This week is one of my favorite Torah portions. It begins the longest narrative in all of the Bible, that of Joseph and his brothers. It also sets up the whole rest of the story: slavery, Pharoah, plagues, leaving Egypt, desert wandering, Sinai, receiving Torah.
So, you’d think that I’d jump deep into this parasha (Torah portion), with Rabbinic insight and deep Judaic meaning. But tomorrow is Thanksgiving and all my kids are home, the kitchen smells great, and the house will be full tomorrow.
So, instead, I’m going to a whole different place with Joseph: onstage. Yes, I’m going to Broadway with a technicolored coat. Now before you roll your collective eyes, let me tell you about the first time I saw “Joseph”. I was in London, traveling after college. My sister didn’t want to come with me that night, so I went to this off-off-Broadway equivalent of a theater, and saw a pleasant children’s theater production. Years later, when the re-written production came to Chicago, I didn’t go because I’d already formed an opinion of the show. I finally saw it again, and loved it. Still do. Still get chills when the brothers reunite. And when an orchestra tunes, someone hits the money note, or a dance number has a kick line. And I’m thankful for learning to give things a second look.
Which brings me to Thanksgiving. Getting chills from a musical is something I got from my mom. I think in lyrics, I hear melodies all the time. My childhood was filled with music. I put on a musical to clean house, cook, clean closets, drive long distances. I break into a dance number in the middle of the kitchen, which I know embarrasses my kids when I grab them to become part of the number, but I do it anyway, and I hope they remember it when they have children.

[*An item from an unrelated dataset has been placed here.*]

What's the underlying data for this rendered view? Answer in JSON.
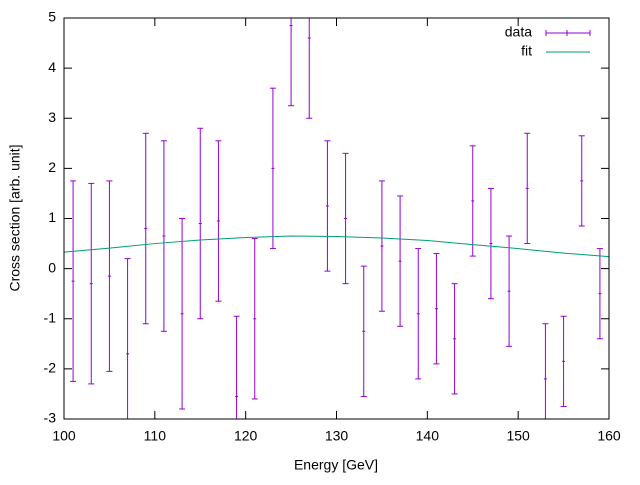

For this I am forever thankful.
Joseph and his brothers always give me a chance to think about me and my sisters. We may not follow the same narrative arc, but we made our own stories. And for that I’m forever thankful.
And since this year, Joseph’s story begins around Thanksgiving, right now I have a kitchen full of college girls, making cookies, laughing and catching up. Two of those girls are sisters, my daughters, and for that I am supremely thankful. I’m thankful for their brother in untold ways, and for their desire to have a “sibling” date earlier tonight. I’m thankful for the man who never gives up.
Joseph’s family story isn’t like mine, and for that I am thankful, too. My father died too early, but just like he promised, he’s still sitting on my shoulder. There will be new faces at the table tomorrow, because my mother taught me to open my house to friends and family whenever possible. Find things to be thankful for tomorrow, and every day. Actually, that is pretty Rabbinic, I guess.